1. The idea of bagging groceries in the order they’re put away appeals to me. It’s beautifully efficient. Since my life is a blend of hyper-organization offset by complete chaos, I’d like to borrow some of Barb’s grocery shopping efficiency.
Until now, my bagger has felt like she’s doing pretty good if all the refrigerated items go together, the toiletries are separate from the food and the bread doesn’t get squashed. My boys each make between 3-5 sandwiches every day for lunch, so I buy a LOT of bread. I also shop at a store that doesn’t employ baggers, so the bagger is me.
2. More importantly, Barb’s post reminds me how much the little moments of interaction matter and how purposefully looking for the positive is always worthwhile.
It also reminds me of my Great Aunt Lucy and a promise I made myself about aging gracefully. (Someday I’ll write a whole post about meeting Aunt Lucy when I was 12.)
Near the end of her life Aunt Lucy was physically dependent, relying on caregivers to meet every need, from toileting and bathing to eating. And while her mind was sharp, her memory was more colander than steel trap.
“Write down that you were here,” Aunt Lucy said during my mom’s last visit with her.
She pointed at a notebook beside the bed and flashed a smile. “I want to remember you were here and enjoy your visit again.”
While they chatted my mom noticed how Aunt Lucy kept finding the silver lining.
She could have so easily complained. Her body was failing. Her mind was slipping but not so much she didn’t know it.
She could have griped about her aches, pains and loss of independence.
But she didn’t complain. “I receive such good care. They take good care of me here,” she said of the nurses and aides.
She could have bemoaned not getting more visitors or missing important family events she didn’t have the strength to attend. But she didn’t.
“Thank you so much for visiting,” she said, instead.

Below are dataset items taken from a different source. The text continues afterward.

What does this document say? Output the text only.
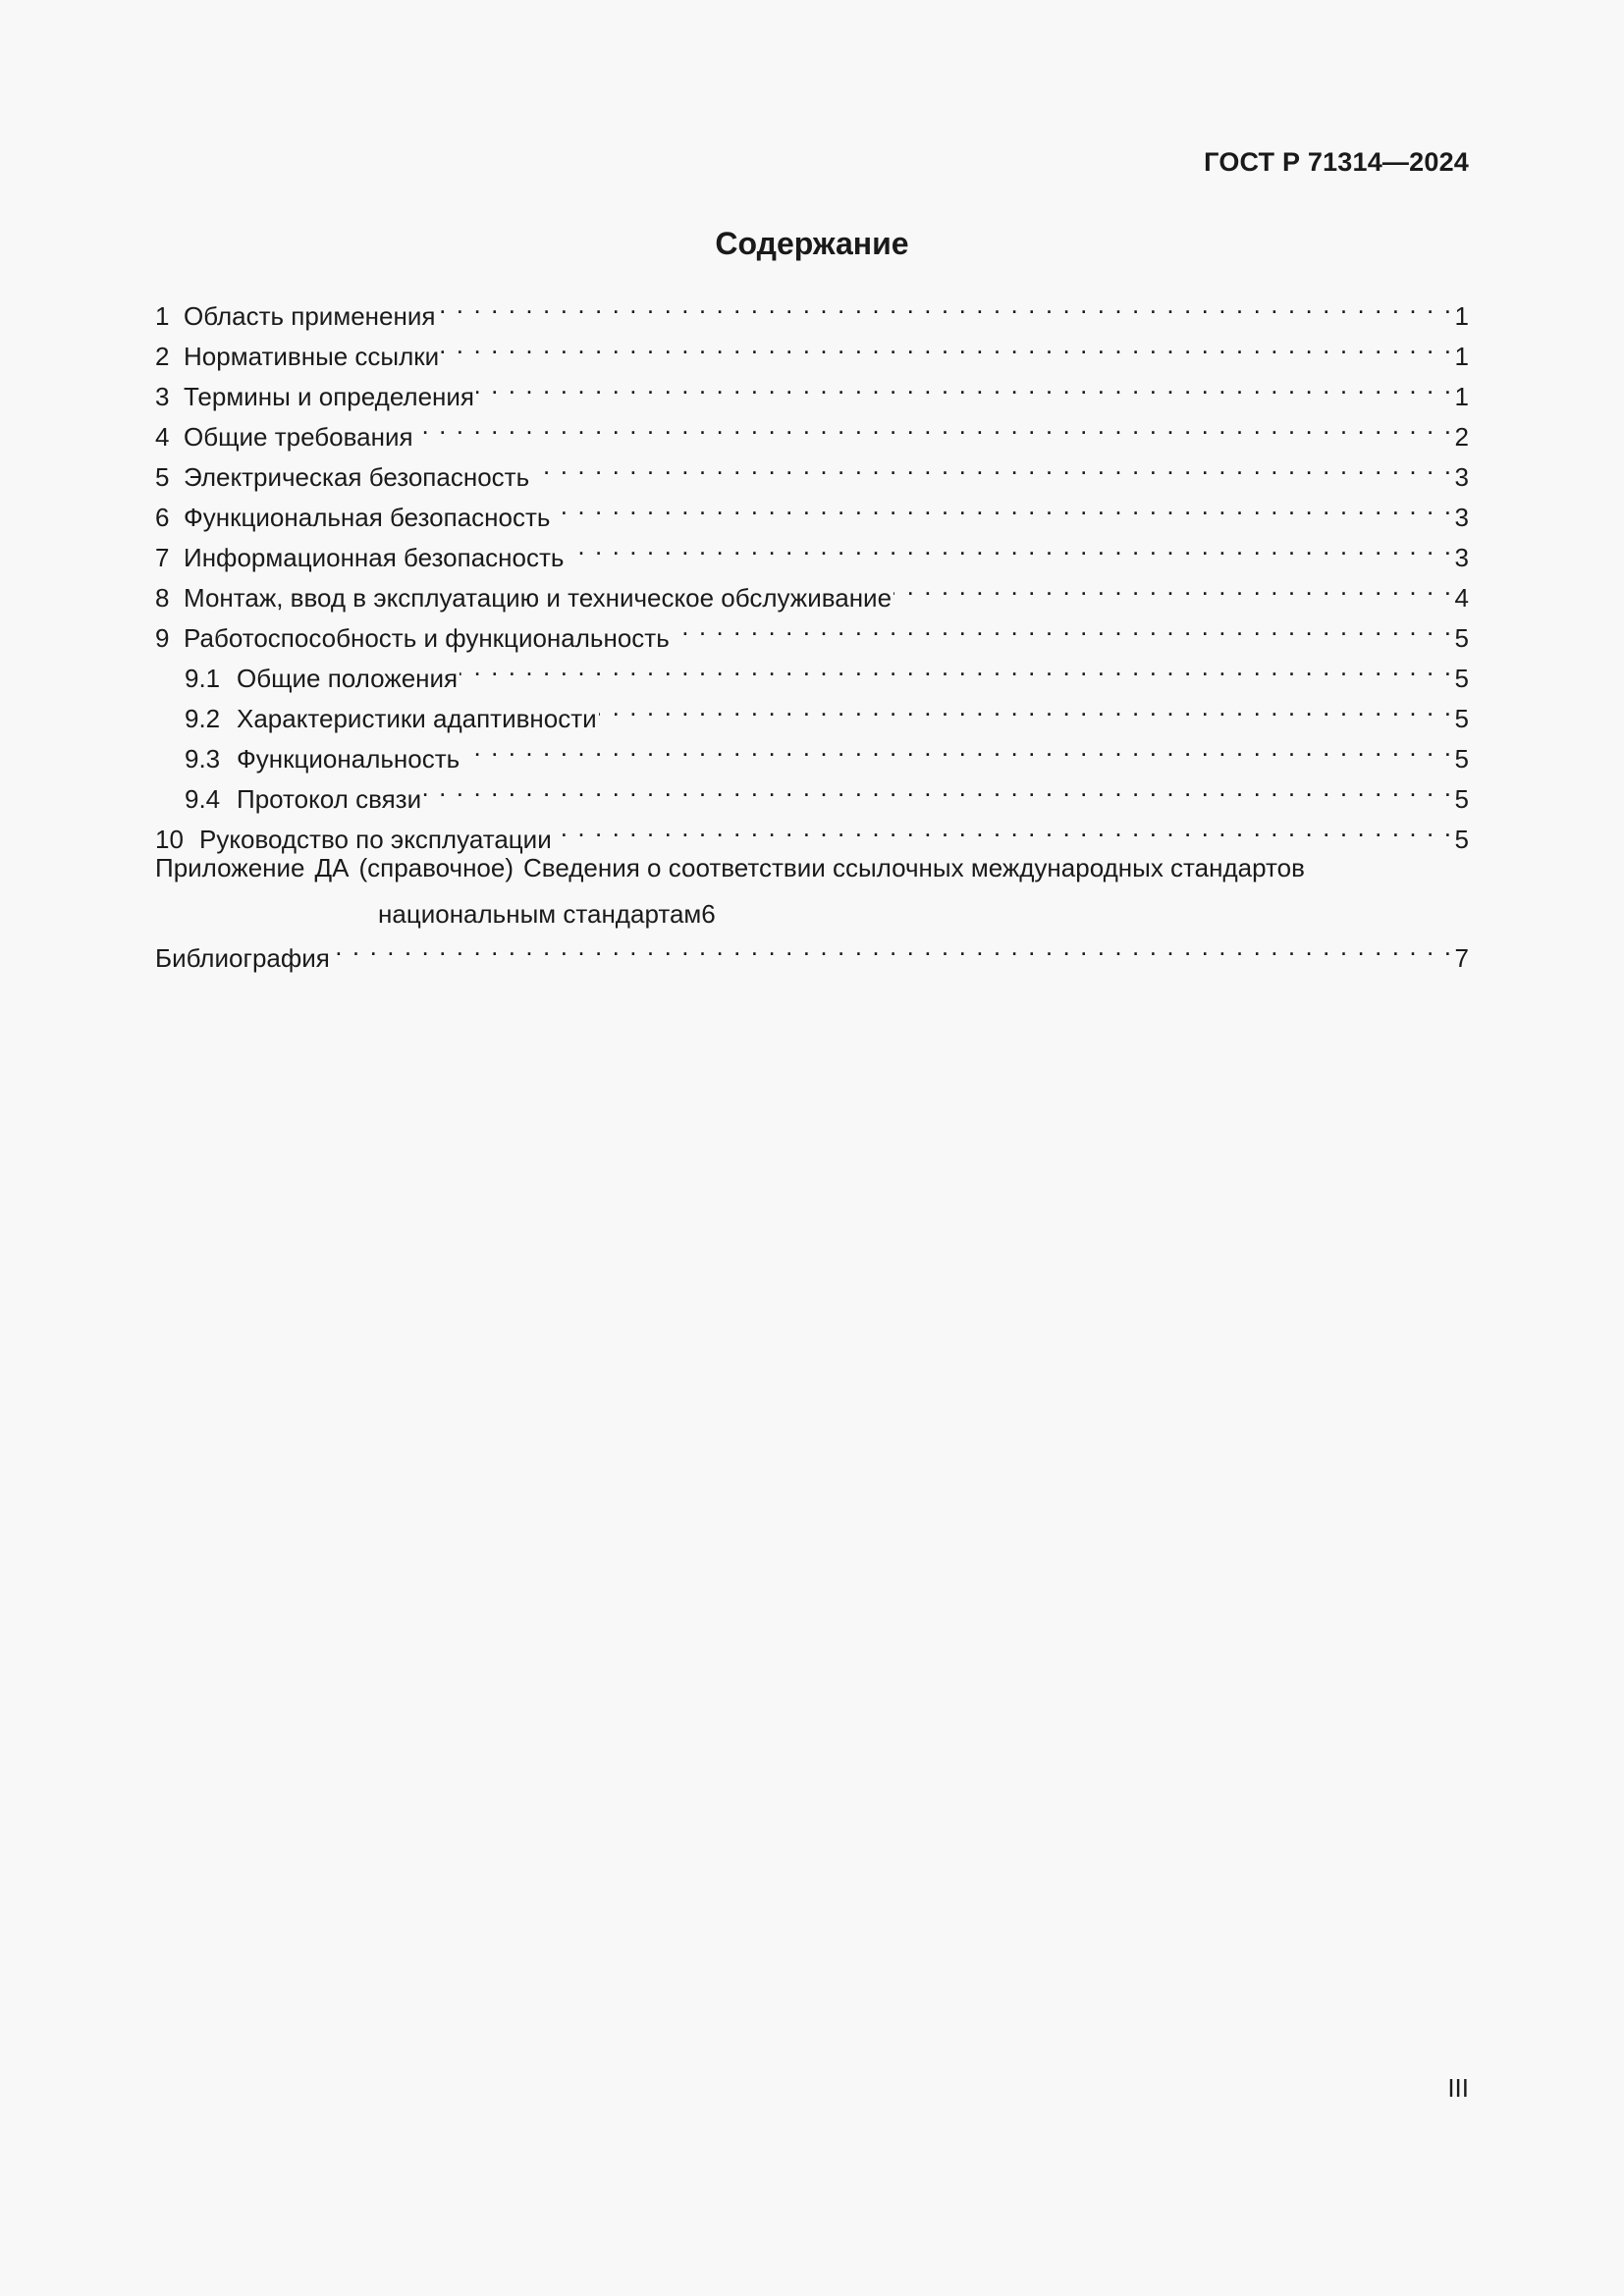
ГОСТ Р 71314—2024
Содержание
1 Область применения . . .	1
2 Нормативные ссылки . . .	1
3 Термины и определения . . .	1
4 Общие требования . . .	2
5 Электрическая безопасность . . .	3
6 Функциональная безопасность . . .	3
7 Информационная безопасность . . .	3
8 Монтаж, ввод в эксплуатацию и техническое обслуживание . . .	4
9 Работоспособность и функциональность . . .	5
9.1 Общие положения . . .	5
9.2 Характеристики адаптивности . . .	5
9.3 Функциональность . . .	5
9.4 Протокол связи . . .	5
10 Руководство по эксплуатации . . .	5
Приложение ДА (справочное) Сведения о соответствии ссылочных международных стандартов
национальным стандартам 6
Библиография . . .	7
III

My mom left feeling blessed.
When I heard this, I hoped that when I grew old I could be like Aunt Lucy. But I also realized there’s only one way to be a positive person in my sunset years. I have to start becoming that person now, through how I handle the little moments like the grocery checkout line.
After grocery shopping Barb could easily have complained about her cranky bag lady. Instead, she looked for something to like (efficient bagging) and chose to be purposefully kind in those few moments she spends at the checkout counter. That’s pretty cool.
I bet the days Barb shops at the store are a little brighter for Joyce, her bagger. They’re probably a little brighter for Barb too.
Because she’s looking for something positive she finds it.
My Aunt Lucy would like Barb. I also bet that Barb will be a lot like my Aunt Lucy when she grows old.